Por la necesidad de hacerse a instrumentos persuasivos de defensa ante el sitio mantenido desde el sur, y también para lograr avances económicos mediante la ubicación en el espacio de satélites artificiales, Corea del Norte emprendió desde mediados de los años ochentas un plan de desarrollo de la energía nuclear, en cumplimiento del cual, desde los noventa, ha realizado ensayos controlados de explosiones atómicas y de lanzamiento de misiles. Esto ha despertado la ira santa del Tío Sam.
En contra de esas determinaciones soberanas los Estados Unidos han perseguido de todas las formas al gobierno de Pyongyang. Lo han acusado, sin pruebas, de cometer acciones terroristas, mientras han patrocinado a Seúl para perpetrarlas y culpar a su vecino; han vigilado y allanado ilegalmente embarcaciones bajo la acusación de que en ellas se transportan mercancías falsificadas, contrabando o incluso material atómico; el carcelero de Abu Ghraib lo ha denostado, junto a Irán e Irak, como miembro del bautizado torvamente por Bush como “eje del mal”; ha promovido en el Consejo de Seguridad de Naciones Unidas resoluciones oprobiosas que huellan su soberanía y que lo bloquean comercial y financieramente; y cada vez que la pequeña nación asediada ha accedido a la presencia de enviados de la Agencia Internacional de Energía Atómica, y ha aceptado reducir sus proyectos nucleares, sobre la marcha le cambia las reglas acordadas y pretende abusivamente que desmonte hasta las instalaciones destinadas a la experimentación para el uso pacífico de esta fuente de energía.

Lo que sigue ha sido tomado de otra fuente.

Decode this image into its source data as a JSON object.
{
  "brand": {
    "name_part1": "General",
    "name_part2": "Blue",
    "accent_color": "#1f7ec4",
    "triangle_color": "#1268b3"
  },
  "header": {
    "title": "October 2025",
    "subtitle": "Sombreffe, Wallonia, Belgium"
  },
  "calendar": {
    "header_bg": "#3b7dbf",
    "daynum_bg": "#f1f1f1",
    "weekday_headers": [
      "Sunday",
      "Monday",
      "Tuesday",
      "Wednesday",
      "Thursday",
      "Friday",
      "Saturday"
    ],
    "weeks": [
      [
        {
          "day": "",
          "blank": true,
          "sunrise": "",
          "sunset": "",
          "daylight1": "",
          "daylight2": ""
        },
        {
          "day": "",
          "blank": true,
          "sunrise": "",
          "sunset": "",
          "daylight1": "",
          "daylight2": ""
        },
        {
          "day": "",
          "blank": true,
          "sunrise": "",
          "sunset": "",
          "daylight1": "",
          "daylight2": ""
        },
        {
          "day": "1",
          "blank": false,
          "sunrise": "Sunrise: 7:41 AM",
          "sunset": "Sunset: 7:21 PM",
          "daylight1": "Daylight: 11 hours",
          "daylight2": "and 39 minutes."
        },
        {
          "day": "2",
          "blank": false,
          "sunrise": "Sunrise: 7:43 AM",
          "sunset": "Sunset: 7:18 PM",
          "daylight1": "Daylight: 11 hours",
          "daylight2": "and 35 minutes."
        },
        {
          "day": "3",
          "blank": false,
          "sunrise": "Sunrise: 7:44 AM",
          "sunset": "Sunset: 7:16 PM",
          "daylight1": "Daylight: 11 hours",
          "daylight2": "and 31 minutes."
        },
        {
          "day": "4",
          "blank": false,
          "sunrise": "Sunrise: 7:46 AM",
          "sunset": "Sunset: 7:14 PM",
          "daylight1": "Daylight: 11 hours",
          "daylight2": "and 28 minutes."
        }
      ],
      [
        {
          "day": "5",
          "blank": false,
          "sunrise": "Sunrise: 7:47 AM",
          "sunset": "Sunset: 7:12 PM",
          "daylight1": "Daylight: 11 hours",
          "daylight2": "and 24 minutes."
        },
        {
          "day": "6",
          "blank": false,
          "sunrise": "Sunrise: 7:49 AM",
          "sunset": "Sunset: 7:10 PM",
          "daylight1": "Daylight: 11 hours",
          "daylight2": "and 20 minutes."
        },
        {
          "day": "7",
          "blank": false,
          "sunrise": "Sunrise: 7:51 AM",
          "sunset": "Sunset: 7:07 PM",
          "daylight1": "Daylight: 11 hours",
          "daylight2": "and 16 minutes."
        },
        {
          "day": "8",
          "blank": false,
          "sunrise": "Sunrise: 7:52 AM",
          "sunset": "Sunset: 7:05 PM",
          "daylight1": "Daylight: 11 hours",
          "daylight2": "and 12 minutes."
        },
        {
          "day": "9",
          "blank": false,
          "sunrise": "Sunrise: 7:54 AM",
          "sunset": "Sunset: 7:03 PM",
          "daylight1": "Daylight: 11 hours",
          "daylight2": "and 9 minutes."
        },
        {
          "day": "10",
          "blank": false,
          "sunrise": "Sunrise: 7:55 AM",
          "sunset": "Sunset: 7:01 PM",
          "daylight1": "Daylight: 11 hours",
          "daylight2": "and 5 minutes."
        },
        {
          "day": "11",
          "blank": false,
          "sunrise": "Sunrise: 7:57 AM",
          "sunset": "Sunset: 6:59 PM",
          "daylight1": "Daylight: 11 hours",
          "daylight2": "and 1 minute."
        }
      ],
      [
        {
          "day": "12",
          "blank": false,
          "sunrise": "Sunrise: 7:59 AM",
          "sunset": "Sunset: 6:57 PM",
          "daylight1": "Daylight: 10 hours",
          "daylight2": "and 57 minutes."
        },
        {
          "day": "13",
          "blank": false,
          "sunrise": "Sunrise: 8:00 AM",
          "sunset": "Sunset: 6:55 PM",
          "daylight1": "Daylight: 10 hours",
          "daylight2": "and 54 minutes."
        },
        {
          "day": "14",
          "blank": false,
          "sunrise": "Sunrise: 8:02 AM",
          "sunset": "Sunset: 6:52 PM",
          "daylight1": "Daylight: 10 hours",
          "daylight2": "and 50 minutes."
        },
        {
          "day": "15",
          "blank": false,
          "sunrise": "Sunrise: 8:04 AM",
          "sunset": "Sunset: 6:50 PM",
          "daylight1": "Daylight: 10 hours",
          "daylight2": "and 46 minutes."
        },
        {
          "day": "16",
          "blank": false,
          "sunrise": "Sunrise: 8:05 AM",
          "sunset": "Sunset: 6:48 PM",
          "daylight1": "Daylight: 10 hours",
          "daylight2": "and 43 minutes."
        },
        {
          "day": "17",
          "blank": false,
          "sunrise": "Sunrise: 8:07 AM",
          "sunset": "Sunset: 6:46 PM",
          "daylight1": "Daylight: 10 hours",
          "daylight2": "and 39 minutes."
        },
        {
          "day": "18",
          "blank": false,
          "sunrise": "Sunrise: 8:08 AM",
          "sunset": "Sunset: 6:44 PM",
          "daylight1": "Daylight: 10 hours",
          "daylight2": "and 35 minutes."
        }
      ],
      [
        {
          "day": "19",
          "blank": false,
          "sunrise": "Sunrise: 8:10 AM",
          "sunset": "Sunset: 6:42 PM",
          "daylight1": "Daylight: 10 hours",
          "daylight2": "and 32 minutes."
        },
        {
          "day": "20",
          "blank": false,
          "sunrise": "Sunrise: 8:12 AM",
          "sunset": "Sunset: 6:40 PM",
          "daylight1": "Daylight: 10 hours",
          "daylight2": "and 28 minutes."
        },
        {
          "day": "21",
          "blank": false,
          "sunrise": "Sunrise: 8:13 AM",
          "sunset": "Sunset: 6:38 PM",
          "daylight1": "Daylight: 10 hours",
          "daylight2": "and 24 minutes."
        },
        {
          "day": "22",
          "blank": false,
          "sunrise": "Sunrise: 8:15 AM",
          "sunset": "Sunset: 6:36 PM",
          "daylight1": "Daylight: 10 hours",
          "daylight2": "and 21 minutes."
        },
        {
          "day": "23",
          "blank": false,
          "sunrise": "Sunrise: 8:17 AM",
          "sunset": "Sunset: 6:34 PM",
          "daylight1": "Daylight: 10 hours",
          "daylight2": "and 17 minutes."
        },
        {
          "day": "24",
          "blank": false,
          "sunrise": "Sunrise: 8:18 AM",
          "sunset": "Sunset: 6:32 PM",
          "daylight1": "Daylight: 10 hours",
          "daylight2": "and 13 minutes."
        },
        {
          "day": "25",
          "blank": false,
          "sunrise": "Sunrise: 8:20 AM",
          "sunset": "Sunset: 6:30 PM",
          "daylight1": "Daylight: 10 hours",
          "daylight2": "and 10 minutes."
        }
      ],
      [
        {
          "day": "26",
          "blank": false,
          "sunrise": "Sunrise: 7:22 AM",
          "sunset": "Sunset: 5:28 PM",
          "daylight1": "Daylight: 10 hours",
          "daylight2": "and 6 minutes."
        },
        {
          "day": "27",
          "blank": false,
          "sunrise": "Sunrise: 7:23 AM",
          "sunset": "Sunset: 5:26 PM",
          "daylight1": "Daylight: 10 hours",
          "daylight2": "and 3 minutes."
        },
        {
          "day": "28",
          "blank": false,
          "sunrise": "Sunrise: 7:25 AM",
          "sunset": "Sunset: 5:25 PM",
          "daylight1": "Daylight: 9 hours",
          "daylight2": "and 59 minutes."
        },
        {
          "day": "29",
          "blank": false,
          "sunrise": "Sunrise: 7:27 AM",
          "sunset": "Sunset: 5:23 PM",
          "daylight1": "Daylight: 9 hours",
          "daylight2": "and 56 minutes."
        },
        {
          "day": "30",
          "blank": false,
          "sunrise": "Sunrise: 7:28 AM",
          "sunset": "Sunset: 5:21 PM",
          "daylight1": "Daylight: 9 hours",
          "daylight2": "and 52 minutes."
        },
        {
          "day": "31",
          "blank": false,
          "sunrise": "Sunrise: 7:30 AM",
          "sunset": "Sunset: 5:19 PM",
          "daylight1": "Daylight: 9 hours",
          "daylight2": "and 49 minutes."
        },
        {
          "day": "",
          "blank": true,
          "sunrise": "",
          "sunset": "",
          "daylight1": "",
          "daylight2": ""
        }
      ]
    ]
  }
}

Para completar, y como causa directa del deterioro reciente de la situación, entra en la escena el actual presidente de Corea del Sur, Lee Myung Bak, un alto ejecutivo conocido por realizar negocios turbios en la industria de la construcción (quien subió al poder en medio de una campaña de provocaciones contra el gobierno del Norte y jurando fortalecer aún más los lazos con Washington), llamando abiertamente a que cese la cooperación económica con Norcorea, la cual ha sido una de las bases de los acuerdos alcanzados, incluido el último, conocido como de las Seis Partes (las dos Coreas, China, Rusia, Japón y Estados Unidos) y pidiendo con desvergüenza que la política mundial hacia aquella consista en hacerla respetar los derechos humanos y en obligarla a desmantelar las instalaciones nucleares.
Empero, el objetivo no es exclusivamente la República coreana. Estados Unidos aumentando la tensión en el Este pretende apuntalar su influencia para flanquear principalmente a Rusia y a China y afirmar su intervencionismo en todo el Lejano Oriente.
Frente a tamañas infamias, cómo luce entonces de justa la resistencia del gobierno de Pyonyang, y cómo aparecen de despreciables las fantochadas uribistas.